‘They’re coming out with their hands up, putting their weapons down – full-scale surrender’
US-backed Iraqi forces announced Thursday they have retaken one of Islamic State’s remaining strongholds after hundreds of militants surrendered amid fresh signs the terror group is collapsing and unable to defend its territory.
In uncommon scenes, large groups of militants were turning themselves over to Kurdish Peshmerga forces, in the city southwest of Kirkuk.
The fall of Hawija in northern Iraq, after two weeks of fighting, is the latest in a string of defeats for Islamic State, also known as ISIS, and suggests the rank-and-file fighters are demoralised as the group struggles to defend what remains of the territory it seized in 2014.
“The speed at which the enemy gave up surprised me,” Funk said in a phone interview from Baghdad, after Iraqi Prime Minister Haider al-Abadi announced the liberation of Hawija.
Funk said about 1,000 militants surrendered in the past three or four days of fighting in Hawija. The coalition had estimated up to 1,500 militants were defending the city when the offensive began.
In July, Iraq announced that Mosul, the country’s second-largest city, was retaken from ISIS after about nine months of intense fighting. Since that decisive battle, the pace of Islamic State’s decline seems to have quickened.
US-backed forces in Syria have recaptured about three-quarters of Raqqa, the ISIS headquarters, after about four months of fighting in the city.
ISIS’ fierce reputation rested partly on the willingness of hardcore militants to fight to the last man, and the militants rarely surrendered.
But many of the fanatical foreign fighters who initially provided the leadership have been killed and those remaining on the battlefield are conscripts, who often lack the will to fight.
“They’re coming out with their hands up, putting their weapons down – full scale surrender,” Funk said. “It’s a growing trend.”
“What we are hearing (from those who surrendered) is, ‘Our leaders have abandoned us, we haven’t been fed, we haven’t been paid,’” Funk said.
Last week ISIS leader, Abu Bakr al-Baghdadi released an audio exhorting his fighters to continue the battle. “I don’t think he’s having much of an effect,” Funk said. The day after the audio was released, several hundred fighters surrendered.
Fighters who surrendered or are captured are held by Iraqi or Kurdish forces.
ISIS swept into Iraq from Syria in 2014, capturing large swaths of territory. From a mosque in Mosul, al-Baghdadi announced the establishment of the group’s so-called caliphate.
Today, as few as 3,000 militants might remain in Iraq in Syria, down from estimates up to 30,000, though officials caution that the numbers aren’t a good measure of the group’s strength.

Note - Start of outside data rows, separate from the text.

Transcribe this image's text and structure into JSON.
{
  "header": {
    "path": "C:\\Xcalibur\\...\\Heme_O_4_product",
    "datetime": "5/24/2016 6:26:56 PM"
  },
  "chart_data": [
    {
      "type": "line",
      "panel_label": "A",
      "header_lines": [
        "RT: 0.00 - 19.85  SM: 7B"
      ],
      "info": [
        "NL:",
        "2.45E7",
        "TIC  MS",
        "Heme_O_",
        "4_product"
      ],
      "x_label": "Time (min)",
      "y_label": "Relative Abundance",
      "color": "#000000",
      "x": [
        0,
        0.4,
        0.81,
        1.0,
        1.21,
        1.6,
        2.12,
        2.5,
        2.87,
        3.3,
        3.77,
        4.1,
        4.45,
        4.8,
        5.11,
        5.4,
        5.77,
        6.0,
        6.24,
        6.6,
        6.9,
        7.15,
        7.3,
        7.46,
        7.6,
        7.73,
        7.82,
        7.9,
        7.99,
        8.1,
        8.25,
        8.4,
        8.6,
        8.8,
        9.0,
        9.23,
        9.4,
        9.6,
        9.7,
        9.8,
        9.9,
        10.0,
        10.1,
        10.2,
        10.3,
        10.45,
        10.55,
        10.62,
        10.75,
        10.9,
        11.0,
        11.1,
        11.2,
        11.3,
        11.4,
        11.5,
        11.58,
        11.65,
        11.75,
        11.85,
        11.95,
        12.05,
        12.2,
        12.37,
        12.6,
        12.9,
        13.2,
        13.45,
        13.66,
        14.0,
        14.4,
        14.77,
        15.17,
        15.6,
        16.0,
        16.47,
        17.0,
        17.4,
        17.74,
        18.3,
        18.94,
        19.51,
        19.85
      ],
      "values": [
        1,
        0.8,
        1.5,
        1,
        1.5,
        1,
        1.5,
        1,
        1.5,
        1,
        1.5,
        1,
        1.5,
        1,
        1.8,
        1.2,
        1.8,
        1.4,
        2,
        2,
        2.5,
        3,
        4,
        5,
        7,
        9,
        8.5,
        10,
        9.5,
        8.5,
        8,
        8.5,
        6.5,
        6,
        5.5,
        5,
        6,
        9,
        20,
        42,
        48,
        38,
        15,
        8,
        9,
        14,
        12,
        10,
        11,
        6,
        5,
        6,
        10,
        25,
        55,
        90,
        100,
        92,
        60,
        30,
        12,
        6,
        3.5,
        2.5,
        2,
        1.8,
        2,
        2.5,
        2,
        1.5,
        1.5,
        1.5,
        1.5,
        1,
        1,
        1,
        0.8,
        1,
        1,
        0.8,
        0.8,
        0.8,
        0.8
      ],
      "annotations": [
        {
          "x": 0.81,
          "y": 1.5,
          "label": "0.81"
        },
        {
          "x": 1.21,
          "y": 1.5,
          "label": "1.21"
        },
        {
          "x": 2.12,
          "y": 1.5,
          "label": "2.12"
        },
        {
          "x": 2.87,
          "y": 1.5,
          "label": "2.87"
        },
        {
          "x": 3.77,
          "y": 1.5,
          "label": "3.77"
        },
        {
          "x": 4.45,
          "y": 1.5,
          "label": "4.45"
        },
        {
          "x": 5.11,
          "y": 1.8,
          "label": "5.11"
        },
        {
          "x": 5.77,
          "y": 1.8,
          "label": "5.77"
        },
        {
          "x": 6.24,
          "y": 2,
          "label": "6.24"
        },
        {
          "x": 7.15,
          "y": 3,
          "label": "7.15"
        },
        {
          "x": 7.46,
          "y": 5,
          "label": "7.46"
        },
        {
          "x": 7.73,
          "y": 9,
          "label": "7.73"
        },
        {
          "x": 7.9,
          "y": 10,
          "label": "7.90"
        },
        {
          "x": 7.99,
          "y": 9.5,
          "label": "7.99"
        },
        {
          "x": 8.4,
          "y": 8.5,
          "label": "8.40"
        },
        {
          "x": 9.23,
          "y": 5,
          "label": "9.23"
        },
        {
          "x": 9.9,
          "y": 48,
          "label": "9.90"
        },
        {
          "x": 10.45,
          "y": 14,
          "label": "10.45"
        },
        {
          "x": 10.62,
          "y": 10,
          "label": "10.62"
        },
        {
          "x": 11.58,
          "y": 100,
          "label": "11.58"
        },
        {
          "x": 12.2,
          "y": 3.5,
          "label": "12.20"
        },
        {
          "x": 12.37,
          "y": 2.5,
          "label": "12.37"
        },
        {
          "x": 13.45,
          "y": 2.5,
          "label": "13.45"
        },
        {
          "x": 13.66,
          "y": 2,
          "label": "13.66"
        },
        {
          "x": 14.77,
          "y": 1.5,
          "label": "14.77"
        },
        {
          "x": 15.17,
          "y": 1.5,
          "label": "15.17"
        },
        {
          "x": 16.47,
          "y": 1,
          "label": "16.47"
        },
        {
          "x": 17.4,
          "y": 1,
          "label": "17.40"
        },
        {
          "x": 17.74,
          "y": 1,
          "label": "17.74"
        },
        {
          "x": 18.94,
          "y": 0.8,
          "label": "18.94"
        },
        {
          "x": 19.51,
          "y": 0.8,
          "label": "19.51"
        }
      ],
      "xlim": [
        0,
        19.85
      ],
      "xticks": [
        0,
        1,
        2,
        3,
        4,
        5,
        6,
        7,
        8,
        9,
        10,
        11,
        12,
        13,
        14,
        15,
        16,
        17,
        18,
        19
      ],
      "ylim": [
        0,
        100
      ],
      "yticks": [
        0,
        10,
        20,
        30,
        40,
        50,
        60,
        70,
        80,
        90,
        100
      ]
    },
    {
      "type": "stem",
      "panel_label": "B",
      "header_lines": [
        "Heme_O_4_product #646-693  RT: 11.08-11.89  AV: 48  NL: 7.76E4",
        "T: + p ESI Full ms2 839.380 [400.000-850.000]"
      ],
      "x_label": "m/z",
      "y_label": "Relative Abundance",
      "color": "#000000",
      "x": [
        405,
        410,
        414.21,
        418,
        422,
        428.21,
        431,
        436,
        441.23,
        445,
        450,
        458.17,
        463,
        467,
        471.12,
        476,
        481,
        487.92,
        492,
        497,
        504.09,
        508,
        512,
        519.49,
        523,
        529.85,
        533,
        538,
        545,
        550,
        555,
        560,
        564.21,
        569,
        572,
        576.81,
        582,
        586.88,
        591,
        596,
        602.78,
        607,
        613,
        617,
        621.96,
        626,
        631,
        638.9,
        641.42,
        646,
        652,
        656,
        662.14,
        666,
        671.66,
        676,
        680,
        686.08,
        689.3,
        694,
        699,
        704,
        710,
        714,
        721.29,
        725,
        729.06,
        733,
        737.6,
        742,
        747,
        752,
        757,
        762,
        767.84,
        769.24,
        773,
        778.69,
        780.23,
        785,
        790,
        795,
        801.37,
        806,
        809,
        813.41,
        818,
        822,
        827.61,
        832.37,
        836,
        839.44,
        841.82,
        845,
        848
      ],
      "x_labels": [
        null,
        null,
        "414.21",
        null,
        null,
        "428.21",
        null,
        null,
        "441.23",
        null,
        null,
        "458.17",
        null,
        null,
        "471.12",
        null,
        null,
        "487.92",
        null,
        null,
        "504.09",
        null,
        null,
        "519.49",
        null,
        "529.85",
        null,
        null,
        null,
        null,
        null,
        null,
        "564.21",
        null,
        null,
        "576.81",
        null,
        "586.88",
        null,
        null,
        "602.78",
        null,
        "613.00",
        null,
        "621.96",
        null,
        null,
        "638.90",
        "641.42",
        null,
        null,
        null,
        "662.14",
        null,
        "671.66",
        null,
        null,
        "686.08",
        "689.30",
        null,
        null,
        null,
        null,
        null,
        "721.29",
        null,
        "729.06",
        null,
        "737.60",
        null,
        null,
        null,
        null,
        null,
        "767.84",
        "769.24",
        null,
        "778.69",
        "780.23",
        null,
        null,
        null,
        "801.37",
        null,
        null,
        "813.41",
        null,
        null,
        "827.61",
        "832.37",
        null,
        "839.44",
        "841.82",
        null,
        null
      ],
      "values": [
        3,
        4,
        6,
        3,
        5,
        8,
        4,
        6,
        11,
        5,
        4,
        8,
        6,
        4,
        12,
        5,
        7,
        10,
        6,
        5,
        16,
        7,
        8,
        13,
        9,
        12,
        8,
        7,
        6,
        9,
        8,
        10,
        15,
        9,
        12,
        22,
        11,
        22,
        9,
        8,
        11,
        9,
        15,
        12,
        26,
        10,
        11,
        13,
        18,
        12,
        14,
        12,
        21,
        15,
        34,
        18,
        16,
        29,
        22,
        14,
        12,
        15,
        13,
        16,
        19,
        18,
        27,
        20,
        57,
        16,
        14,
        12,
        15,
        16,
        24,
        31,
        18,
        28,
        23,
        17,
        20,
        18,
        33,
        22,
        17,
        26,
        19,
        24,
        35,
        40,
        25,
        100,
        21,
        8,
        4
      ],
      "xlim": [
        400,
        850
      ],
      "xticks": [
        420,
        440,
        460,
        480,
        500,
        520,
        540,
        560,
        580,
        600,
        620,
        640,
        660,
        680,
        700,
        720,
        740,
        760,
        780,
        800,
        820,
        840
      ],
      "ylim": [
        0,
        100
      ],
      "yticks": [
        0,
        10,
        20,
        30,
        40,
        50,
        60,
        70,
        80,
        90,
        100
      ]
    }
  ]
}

Terror groups like Islamic State have proven resilient, regenerating leaders and conscripting or recruiting new waves of fighters.
Coalition officials said the fight is not over, despite the progress. ISIS militants still control a string of towns and villages stretching along the Euphrates River in Iraq and Syria, where they are expected to make a last stand.
“It won’t be easy and won’t be quick,” Funk said.
The victory in Hawija came as Baghdad and Iraq’s Kurdish region remain in a political deadlock following a controversial Kurdish independence referendum. But on the battlefield Iraqi and Kurdish forces continue to collaborate, squeezing the jihadis who once controlled nearly a third of the country.
Abadi made the declaration on Thursday at a news conference in Paris with French President Emmanuel Macron, who has offered to help mediate between Iraq’s government and the autonomous Kurdish region, which voted for independence last week.
“I want to announce the liberation of the city of Hawija today,” Abadi said, calling it a “victory not just for Iraq but for the whole world.”
Still, Abadi’s government is struggling to contain the fallout from the independence vote, which, while not binding or expected to lead to the formation of a Kurdish state anytime soon, was rejected as illegal by the Baghdad government as well as neighboring Turkey and Iran.
Iraq’s central government has imposed a flight ban on the Kurdish region, while Turkey and Iran have sent troops to the land-locked region’s borders to signal their opposition to any redrawing of the map.
Turkish President Recep Tayyip Erdogan on Thursday appeared to threaten a blockade of the Kurdish region, saying: “All airspace will be closed, flights have already been banned. … Soon the borders will be closed too.”